A/B testing is the gold standard for understanding causation, not just correlation. Done right, it’s the engine behind compounding growth at the world’s best product companies.
What Is an A/B Test?
An A/B test (also called a split test or controlled experiment) is a randomised experiment where you expose two groups of users to different versions of an experience — a control (A) and a variant (B) — and measure which performs better on a predefined metric.
The Five Steps of a Good Experiment
1. Define Your Hypothesis
A good hypothesis has three parts: observation, proposed change, and expected outcome.
Example: “Because our pricing page has too much text, simplifying it to three bullet points per tier will increase free-to-paid conversion by 15%.“
2. Choose Your Primary Metric
Pick one metric that your test is designed to move. Having multiple primary metrics increases your false positive rate. Secondary metrics are fine to monitor, but shouldn’t drive the decision.
3. Calculate Sample Size
Before running your test, calculate how many users you need per variant to detect your minimum detectable effect (MDE) at your desired statistical power (typically 80%) and significance level (typically 95%).
Running tests before reaching sample size is the single most common mistake teams make.
4. Run the Test
Expose users to variants randomly. Do not look at results until you’ve hit your sample size — this is called “peeking” and inflates false positive rates significantly.
5. Interpret Results Correctly
Statistical significance does not mean practical significance. A result can be statistically significant (p < 0.05) but so small it doesn’t matter for your business.
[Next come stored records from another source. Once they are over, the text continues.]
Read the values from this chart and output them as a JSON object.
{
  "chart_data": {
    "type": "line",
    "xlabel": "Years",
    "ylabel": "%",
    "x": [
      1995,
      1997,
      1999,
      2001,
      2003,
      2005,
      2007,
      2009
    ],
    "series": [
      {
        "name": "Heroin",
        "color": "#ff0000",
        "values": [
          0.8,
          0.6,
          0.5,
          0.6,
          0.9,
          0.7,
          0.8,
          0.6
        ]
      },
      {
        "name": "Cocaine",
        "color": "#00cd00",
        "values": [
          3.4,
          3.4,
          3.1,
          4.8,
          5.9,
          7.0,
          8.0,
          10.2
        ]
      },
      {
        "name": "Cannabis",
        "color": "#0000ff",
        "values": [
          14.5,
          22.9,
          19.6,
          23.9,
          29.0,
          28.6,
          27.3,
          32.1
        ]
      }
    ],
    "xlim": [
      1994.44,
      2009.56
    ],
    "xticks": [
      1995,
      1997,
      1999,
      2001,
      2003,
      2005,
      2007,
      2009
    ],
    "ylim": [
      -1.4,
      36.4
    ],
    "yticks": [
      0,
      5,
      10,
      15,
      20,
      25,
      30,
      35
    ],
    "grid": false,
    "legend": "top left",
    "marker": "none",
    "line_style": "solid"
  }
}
Always look at the effect size alongside the p-value.
Common Mistakes to Avoid
- Stopping early when you see a positive result
- Running tests too long (introduces time-of-week effects)
- Testing multiple things at once in a single variant
- Not segmenting results by device type, user plan, or acquisition source
- Ignoring novelty effects — new features often get a short-term lift that fades
Bayesian vs. Frequentist Testing
Most teams use frequentist testing (p-values, confidence intervals). Bayesian testing is increasingly popular because it lets you incorporate prior knowledge and gives more intuitive output (“there’s a 94% probability that B beats A”).
For most product teams, the choice of method matters less than the discipline of running tests correctly.